Often readily exploitable and prone to insecure code output, the tools are very likely to trigger compromises. China’s DeepSeek, for example, has emerged as a popular option – with 5 to 6 million users worldwide – as it presents a faster and smarter assistant for software development, compared to well-established LLMs. It’s also much more affordable, priced at 1/30^th of the cost of similar models.

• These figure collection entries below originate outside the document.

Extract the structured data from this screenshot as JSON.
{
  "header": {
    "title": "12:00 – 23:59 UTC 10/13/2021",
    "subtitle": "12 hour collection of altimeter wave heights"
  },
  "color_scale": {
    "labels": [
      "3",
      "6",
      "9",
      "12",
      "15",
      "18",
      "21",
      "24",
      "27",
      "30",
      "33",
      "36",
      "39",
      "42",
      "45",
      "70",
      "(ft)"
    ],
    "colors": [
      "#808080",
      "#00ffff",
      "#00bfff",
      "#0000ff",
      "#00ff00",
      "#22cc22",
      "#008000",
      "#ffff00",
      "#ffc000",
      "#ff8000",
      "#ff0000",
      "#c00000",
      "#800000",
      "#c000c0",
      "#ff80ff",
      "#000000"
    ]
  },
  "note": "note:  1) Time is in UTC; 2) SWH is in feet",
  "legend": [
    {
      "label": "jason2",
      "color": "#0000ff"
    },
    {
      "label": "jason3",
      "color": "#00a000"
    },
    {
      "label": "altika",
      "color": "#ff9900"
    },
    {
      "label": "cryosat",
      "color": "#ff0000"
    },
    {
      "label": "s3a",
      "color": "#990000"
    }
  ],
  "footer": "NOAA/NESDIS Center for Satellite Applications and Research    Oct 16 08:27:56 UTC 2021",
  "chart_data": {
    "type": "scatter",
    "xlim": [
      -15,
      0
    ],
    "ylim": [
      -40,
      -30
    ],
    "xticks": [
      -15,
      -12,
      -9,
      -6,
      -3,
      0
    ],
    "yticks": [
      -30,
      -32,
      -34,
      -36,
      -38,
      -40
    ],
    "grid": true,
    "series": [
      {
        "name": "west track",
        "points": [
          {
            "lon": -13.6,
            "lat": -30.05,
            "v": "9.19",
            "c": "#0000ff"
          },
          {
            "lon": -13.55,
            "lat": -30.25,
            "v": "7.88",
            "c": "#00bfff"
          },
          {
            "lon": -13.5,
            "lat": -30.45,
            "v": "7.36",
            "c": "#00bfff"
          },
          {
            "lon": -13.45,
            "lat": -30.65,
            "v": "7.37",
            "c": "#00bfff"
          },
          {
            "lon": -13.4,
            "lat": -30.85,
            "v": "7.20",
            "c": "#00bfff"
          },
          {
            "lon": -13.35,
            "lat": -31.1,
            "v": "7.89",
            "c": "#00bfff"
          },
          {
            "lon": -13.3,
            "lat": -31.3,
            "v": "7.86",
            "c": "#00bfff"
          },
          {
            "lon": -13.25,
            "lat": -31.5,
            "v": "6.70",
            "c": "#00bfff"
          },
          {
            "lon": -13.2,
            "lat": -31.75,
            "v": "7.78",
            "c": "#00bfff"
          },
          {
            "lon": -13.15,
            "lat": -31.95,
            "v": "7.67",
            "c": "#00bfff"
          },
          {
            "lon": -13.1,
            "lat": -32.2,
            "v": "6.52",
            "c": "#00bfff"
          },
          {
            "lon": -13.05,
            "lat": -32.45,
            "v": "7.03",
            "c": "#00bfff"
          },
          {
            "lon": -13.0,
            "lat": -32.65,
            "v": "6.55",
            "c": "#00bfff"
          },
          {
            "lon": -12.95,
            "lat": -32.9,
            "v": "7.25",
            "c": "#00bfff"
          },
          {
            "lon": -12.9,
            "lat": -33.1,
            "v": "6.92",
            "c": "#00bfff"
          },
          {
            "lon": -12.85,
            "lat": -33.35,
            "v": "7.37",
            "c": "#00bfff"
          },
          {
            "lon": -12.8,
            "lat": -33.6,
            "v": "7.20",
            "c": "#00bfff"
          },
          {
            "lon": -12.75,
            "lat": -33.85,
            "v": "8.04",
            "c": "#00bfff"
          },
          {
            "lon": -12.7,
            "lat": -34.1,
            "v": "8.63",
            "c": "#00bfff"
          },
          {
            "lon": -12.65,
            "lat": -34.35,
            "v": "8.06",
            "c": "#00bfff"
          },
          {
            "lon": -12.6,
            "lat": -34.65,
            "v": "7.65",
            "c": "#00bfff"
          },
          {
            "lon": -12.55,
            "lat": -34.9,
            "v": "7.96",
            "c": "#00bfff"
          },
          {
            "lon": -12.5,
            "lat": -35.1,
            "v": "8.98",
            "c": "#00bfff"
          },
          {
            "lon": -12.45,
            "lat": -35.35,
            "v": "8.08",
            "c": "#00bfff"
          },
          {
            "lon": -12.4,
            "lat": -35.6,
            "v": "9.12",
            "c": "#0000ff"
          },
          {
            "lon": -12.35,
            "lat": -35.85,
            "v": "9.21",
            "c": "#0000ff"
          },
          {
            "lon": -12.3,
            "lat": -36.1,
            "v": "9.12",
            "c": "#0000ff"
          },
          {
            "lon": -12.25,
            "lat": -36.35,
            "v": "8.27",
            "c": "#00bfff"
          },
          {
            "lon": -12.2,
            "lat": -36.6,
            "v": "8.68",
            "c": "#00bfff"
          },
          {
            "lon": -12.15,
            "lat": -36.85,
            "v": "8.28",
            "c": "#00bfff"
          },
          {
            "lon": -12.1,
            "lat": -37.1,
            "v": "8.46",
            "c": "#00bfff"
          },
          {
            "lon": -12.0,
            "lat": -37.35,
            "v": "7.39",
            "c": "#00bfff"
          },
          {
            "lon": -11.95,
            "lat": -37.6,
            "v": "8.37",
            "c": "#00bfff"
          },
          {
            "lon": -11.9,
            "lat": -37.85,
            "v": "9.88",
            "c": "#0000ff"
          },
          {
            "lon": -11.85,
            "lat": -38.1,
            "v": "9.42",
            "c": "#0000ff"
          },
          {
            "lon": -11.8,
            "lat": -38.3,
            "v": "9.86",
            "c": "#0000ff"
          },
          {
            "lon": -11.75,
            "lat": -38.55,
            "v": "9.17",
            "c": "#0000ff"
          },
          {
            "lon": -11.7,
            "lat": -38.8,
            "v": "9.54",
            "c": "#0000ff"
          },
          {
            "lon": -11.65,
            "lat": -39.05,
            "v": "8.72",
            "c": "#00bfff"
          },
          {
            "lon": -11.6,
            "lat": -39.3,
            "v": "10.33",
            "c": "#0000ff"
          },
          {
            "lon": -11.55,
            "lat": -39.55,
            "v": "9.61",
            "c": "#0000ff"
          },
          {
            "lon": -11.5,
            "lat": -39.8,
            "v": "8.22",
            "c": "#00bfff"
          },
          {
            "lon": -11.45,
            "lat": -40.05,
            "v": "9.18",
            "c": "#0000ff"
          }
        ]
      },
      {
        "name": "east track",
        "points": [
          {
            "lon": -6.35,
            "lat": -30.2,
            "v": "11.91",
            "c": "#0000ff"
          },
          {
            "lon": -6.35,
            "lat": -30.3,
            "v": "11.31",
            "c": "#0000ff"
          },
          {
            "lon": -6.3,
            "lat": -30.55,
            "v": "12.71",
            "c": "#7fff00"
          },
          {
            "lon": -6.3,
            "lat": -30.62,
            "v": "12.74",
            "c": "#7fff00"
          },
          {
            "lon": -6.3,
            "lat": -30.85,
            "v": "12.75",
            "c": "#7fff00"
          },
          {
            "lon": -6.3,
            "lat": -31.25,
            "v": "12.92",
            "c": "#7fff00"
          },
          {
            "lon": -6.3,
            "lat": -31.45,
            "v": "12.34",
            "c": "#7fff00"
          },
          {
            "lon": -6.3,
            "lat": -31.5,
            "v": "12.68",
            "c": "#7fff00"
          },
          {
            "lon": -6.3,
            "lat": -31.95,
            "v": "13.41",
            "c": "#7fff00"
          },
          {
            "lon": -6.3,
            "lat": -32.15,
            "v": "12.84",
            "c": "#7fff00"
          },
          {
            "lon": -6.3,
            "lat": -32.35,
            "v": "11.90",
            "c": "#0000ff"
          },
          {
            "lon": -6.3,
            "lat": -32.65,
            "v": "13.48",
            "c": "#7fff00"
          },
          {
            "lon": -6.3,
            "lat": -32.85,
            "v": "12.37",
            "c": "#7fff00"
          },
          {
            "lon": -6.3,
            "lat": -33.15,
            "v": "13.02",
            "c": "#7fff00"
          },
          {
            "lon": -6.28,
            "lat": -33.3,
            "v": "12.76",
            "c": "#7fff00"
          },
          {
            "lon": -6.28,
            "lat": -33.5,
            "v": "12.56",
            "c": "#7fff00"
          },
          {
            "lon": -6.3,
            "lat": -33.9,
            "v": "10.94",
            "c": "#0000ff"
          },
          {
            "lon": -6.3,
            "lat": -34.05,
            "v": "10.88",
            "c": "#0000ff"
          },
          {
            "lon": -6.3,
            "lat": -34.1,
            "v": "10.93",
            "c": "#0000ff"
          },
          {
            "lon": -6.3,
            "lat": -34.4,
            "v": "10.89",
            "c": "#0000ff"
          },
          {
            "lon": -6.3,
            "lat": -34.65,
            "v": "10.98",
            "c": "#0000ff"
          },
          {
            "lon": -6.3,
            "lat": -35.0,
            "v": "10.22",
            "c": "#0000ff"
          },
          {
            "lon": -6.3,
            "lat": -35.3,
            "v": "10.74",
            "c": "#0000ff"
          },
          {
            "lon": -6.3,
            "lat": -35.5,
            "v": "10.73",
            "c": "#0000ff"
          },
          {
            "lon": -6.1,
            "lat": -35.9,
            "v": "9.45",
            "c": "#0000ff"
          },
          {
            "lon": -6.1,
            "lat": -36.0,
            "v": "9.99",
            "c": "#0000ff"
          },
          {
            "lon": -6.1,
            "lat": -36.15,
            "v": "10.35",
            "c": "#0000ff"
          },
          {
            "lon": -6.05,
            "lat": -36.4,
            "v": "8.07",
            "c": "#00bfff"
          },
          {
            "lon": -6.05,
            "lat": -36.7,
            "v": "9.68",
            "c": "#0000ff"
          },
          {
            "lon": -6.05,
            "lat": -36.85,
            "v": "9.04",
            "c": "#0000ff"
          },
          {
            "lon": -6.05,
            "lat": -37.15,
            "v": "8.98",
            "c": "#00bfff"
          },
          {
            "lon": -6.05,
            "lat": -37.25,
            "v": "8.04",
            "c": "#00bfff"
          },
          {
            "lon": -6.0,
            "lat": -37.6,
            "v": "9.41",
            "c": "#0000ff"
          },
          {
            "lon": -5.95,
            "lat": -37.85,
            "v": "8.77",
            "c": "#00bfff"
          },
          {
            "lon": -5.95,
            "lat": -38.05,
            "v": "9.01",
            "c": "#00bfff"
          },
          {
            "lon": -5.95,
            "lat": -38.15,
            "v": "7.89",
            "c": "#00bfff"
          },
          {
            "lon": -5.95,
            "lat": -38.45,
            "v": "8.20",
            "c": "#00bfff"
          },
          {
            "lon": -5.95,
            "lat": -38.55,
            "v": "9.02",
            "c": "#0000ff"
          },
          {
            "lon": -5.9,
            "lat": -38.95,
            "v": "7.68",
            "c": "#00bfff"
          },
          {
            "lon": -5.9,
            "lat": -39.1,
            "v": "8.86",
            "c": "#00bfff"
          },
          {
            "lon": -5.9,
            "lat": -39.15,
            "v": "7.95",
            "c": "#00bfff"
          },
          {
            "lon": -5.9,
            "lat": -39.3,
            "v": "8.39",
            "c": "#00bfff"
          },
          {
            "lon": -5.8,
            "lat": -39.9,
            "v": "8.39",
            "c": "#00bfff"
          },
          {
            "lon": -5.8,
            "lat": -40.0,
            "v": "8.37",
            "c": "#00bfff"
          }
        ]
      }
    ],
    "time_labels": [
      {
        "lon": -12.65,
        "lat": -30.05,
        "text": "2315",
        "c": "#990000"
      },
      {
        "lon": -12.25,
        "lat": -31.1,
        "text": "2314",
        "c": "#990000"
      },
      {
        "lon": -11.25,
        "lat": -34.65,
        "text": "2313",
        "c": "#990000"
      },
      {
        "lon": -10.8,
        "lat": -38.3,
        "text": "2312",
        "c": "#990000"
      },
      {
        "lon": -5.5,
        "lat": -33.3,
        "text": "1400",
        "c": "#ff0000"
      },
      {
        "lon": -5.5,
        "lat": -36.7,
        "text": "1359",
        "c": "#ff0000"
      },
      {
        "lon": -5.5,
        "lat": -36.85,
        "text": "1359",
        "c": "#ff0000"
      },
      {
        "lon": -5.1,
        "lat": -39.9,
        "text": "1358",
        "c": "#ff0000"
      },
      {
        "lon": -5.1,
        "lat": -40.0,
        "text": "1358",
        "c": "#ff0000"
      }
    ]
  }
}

Yet, research has shown that DeepSeek is susceptible to critical risks, such as malware generation (with a failure rate of 93 percent), jailbreaking (91 percent) and prompt injection attacks (86 percent). This performance indicates that DeepSeek is too unsafe for business and enterprise use. Regardless, organisations often continue to use these tools, frequently without the knowledge or approval of executives. This is commonly referred to as “shadow AI” which is a highly concerning issue. Covert use of AI is an enterprise security risk, but rather than outlawing or ignoring it, Application Security (AppSec) leaders should implement strong guidelines and a pre-approved suite of tools.

Developers and Organisations Need a Standard Way to Measure an AI Tool’s Security Standing

Given the continuously increasing deployments coupled with precarious protection, security leaders and development teams – and the industry as a whole – must come together to establish a standard for using AI coding tools. Currently, there is no uniform process that teams can easily follow to assess products for safety, or compare them to other tools. Everyone is proceeding in different ways, and this piecemeal approach can introduce risk in the form of vulnerabilities.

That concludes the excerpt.